Thursday, August 7, 2014

Better Homes and Gardens, June 1970

Summer is flying by and school is just around the corner, but there's still time for some last minute summertime activities.  Like a carnival!  Fortunately for you, Better Homes and Gardens has the how-to for hosting your own backyard freakshow.

No?  How about shooting your own old-timey movie.  Just like the Brady's.  All we're missing is Alice doing the Charleston.

Some ideas you will never bring to reality.

And some you could.

Let's get a close up of that

What exactly is going on here?!  I thought this was a family magazine!

"You might even "borrow" the pool of some vacationing friends." Yes, the quotes do in fact imply you should trespass on your neighbor's property while they're out of town.

Ladies' Day or Stagfest.  Your choice.

And now ads.

Who knew waxed milk cartons were such concern at one time.

Here's  Mrs. Concetta Eckel in a more recent picture via

Looks like she's given up "Tide" for "Cheer".  Get it?  Because she's holding up a drink? Like she's saying "cheers"?  Hunh?   Ehhhhhhhhhhhhhhhhh......

"Punch" did no better than their other products "Slap", "Kick" and "Flog".

Given the bad press Acme received over the years by Warner Bros. cartoons, I'm shocked that it was still a viable company by 1970.
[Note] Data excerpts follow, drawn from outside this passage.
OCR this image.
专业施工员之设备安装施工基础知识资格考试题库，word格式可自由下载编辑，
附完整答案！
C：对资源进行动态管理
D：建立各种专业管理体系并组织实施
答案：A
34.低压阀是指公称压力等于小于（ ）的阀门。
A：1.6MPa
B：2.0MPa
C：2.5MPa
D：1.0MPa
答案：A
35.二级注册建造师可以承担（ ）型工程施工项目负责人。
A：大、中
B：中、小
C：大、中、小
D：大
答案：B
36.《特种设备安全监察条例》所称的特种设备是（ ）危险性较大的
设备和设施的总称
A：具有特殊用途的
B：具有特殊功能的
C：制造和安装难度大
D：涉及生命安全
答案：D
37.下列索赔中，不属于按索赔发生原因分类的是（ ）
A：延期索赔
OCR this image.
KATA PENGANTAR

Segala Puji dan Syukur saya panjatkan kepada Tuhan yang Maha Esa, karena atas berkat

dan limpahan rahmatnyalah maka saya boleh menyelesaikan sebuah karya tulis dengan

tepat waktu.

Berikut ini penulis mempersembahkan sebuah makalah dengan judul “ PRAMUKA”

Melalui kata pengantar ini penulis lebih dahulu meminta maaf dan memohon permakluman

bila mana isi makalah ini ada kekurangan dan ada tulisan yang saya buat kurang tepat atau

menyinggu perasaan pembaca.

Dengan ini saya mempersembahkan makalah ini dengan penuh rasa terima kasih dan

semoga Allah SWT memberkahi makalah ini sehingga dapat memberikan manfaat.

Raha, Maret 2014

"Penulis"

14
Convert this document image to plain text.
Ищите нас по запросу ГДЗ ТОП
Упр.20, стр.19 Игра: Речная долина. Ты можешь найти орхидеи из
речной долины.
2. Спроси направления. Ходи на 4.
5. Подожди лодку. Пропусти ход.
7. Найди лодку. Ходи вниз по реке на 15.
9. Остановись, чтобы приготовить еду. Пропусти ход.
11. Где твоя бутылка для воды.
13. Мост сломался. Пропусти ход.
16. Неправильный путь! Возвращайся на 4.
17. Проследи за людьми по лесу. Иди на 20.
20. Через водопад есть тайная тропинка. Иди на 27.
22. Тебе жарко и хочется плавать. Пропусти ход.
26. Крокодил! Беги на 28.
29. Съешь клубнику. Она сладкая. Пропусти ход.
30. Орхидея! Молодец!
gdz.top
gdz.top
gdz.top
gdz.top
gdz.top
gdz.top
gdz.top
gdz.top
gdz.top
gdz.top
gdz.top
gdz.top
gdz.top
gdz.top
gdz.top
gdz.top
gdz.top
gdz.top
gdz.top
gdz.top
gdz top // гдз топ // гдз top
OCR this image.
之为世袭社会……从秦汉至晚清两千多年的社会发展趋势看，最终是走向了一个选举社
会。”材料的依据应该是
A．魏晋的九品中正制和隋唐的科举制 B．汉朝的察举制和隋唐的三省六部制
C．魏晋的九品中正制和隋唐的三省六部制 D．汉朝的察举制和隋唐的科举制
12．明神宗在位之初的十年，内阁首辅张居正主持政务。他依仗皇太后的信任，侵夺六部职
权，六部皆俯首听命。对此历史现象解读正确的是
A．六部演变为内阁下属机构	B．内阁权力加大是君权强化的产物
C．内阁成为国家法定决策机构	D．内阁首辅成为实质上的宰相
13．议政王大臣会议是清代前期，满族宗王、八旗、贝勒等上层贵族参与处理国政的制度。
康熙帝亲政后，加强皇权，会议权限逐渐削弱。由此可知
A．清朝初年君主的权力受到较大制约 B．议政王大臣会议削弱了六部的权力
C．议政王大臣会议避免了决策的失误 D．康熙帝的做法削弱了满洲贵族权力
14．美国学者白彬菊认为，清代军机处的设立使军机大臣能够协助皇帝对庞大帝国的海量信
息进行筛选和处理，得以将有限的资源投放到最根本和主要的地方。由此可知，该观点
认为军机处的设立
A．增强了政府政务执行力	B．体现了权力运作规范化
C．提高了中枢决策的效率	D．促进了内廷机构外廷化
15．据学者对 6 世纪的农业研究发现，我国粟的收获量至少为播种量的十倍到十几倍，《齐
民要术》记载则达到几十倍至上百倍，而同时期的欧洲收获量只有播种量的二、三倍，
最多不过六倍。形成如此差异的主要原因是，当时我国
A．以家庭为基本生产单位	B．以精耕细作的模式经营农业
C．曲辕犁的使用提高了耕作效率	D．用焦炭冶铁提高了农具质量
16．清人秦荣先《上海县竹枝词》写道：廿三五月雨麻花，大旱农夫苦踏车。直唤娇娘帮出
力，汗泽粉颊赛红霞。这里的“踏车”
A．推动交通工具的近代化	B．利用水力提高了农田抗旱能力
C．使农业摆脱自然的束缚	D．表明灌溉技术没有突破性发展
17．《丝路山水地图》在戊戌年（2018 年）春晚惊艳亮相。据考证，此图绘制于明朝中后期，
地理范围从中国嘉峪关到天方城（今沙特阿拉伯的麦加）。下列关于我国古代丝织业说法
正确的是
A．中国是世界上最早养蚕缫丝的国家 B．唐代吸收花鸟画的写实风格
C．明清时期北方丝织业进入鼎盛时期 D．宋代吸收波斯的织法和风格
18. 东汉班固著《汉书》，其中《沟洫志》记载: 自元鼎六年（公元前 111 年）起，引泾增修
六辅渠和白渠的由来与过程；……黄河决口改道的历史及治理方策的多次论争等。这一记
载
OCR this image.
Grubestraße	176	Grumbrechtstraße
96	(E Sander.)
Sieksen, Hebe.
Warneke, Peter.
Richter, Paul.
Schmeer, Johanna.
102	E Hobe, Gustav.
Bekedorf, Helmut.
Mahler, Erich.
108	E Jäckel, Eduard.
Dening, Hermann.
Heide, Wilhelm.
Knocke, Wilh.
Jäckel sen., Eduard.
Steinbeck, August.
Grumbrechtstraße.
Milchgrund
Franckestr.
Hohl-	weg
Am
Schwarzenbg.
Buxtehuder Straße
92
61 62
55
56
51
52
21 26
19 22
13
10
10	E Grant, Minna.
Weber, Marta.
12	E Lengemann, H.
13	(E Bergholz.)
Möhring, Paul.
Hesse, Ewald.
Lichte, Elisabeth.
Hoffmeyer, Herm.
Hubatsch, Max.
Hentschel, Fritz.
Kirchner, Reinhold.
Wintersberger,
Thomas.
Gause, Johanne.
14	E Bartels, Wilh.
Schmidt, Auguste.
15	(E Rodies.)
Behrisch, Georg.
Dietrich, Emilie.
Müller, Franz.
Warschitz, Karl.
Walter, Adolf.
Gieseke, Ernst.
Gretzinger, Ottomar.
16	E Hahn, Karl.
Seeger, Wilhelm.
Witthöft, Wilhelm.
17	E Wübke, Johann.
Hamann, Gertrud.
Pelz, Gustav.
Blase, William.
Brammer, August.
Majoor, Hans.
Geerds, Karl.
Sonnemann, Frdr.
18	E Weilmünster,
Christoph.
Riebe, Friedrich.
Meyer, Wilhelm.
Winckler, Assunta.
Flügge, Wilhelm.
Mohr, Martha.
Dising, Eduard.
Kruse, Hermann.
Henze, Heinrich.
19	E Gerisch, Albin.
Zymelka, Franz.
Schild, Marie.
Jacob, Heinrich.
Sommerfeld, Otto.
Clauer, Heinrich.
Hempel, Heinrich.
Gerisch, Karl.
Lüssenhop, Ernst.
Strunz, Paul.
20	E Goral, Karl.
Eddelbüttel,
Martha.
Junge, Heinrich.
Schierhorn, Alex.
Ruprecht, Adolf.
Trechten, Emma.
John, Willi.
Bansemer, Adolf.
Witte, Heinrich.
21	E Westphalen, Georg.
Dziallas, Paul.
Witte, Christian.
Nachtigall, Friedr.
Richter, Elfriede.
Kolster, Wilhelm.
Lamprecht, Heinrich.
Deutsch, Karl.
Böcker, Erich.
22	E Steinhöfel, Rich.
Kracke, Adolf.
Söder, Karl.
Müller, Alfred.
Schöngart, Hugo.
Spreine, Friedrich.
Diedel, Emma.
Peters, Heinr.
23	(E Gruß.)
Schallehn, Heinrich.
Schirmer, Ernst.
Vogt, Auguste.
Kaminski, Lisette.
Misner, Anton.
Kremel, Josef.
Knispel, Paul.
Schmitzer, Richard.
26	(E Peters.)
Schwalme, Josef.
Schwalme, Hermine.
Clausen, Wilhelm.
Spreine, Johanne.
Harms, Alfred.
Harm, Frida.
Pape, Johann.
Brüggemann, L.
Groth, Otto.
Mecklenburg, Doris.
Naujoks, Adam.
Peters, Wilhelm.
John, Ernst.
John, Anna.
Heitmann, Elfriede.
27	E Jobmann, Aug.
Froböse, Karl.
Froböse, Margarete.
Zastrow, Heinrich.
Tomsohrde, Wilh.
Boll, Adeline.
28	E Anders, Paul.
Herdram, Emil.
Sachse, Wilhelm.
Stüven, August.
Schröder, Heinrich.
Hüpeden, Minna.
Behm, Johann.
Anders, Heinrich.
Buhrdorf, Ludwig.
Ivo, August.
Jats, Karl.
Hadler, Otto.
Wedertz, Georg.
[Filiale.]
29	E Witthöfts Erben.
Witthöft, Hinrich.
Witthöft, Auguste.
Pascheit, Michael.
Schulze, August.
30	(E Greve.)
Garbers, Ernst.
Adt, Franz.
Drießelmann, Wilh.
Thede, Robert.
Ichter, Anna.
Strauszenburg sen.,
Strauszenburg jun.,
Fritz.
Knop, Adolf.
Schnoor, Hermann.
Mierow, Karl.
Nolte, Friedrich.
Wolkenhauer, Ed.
That's right, girls.  Get up off your knees and start mopping!

Thank you very much, li'l Sauna Belt.

This ad raises a question.  By 1970, were WWII veterans becoming nostalgic for the food of their service years, back when they called it S.O.S.?

I think everyone in the '70s had one of these.  And nobody used them.

"Artificial cherry flavor" yet they show a cherry balancing on the end of the knife.  Truth in advertising, people!  Truth in advertising!

Oh, the folly of humans.  Kevin's mom will just buy him a bigger loaf of bread and this kid's mom will buy him an even bigger loaf of bread.  Eventually, they'll bake a loaf of bread so big it will destroy the entire world!

Another snack I coveted as a child and never had: canned pudding. Having tasted it as an adult, I wasn't missing anything.  I like the fact that this is actually an ad for Alcoa aluminum and not Snack Pack.

Hmmmm, let's see.  Conch chowder and papaya juice or hot dogs and hamburgers?  I think I know what this kid is eating for supper.

You know the 70's have arrived when you see peel and stick bricks.  And chuck full of asbestos to boot!

This actually isn't a bad idea.  They're actually still made, but not as stylish as this one with the see-through lid.

Never trust a Jello that transforms itself.

I never understood this commercial when I was a kid.  Why were they sticking their hands in *anything* at Madge's?  I recall my mother explaining Madge was a manicurist and you typically soaked your fingernails to soften them.  That still didn't explain why Madge kept bowls of dish soap lying around.  What did she think was going to happen?

The use of dyes in toilet papers was banned in 1987 when it was found to cause cancer in laboratory animals, not to mention, and I quote, "inflammation and itchiness of the rectal area".  Unquote!

And on that note, I'll leave you with some jokes that had them rolling in the aisles in 1970.  Or not.


  1. all i can say about SOS/Cream Chipped Beef was that we ate a lot of it when i was a kid. it was cheap, and it was the recession. what's not to love, anyway? toast, grease, salt... it's the perfect meal!

    you'd think they could come up with some vegetable dyes for toilet paper that wouldn't cause hemmorhoid-like symptoms. i'd totally love to have a choice of colors! they must have come and gone really quickly, because i totally forgot they even existed until this moment.

    fwiw, maybe madge kept bowls of palmolive around to clean her tools. : )

    1. We never ate chipped beef in our house. My dad wasn't in the service, but he spoke disparagingly of it. And that coming from a man who ate every indigenous critter in the state of Missouri and all organs therein.